Objective: Uremic cardiomyopathy (UC) is thought to be a significant cause of mortality in renal failure (RF). Several pharmacological interventions have been established for improving RF-induced cardiomyopathy. However, those drugs have not successfully treated the disease yet. Under uremic toxin conditions, the macrophage is able to polarise into M1 type pro-inflammatory and secreting pro-inflammatory factors into cardiomyocyte in RF.
Materials and methods: We analysed the effect of simvastatin on cardiac remodelling in the 5/6 nephrectomy (5/6 NX) uremic rat model in conjunction with the interaction of RAW 265.7 Macrophage and H9C2 cardiomyocyte cells in the cell culture system.

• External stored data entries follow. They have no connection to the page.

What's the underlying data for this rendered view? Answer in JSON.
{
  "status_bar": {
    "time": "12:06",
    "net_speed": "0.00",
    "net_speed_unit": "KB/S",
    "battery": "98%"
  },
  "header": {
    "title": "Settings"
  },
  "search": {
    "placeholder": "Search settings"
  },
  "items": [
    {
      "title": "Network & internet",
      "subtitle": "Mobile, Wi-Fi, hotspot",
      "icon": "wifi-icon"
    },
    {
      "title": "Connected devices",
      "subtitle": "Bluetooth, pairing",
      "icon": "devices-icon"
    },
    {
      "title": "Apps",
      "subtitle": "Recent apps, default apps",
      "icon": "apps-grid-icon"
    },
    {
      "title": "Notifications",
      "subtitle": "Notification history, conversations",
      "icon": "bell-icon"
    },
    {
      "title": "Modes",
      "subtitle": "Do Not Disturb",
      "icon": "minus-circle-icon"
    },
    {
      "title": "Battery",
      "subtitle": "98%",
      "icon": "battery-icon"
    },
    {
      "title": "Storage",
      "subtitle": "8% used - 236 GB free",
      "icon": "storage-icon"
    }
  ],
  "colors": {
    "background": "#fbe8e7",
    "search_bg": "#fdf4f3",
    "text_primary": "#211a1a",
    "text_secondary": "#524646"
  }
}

Results: Simvastatin failed to improve the RF phenotype. However, interestingly simvastatin prevented cardiac remodelling. Mechanistically, we found that simvastatin prevented uremic toxin-mediated M1 polarisation in macrophage cells, thus preventing the production of FGF-23 from macrophage, suggesting that simvastatin improved UC phenotype through ameliorating inflammation phenotype in macrophage. To identify the direct effect of pro-inflammatory macrophage secretome into cardiomyocytes, we incubated the H9C2 cardiomyocyte cell with the conditioned medium derived from RAW macrophage previously treated with indoxyl sulfate-induced uremic toxin/M1 stimulation and simvastatin. We showed that simvastatin prevented the enhancement of hypertrophy and fibrosis markers at mRNA levels in those H9C2 cells.
Conclusion: Our data highlight direct evidence of uremic toxin-mediated M1 macrophage and cardiomyocyte interaction to induce cardiac remodelling in RF through FGF-23 secretion and thus provides statin as a bonafide treatment for RF-induced cardiomyopathy.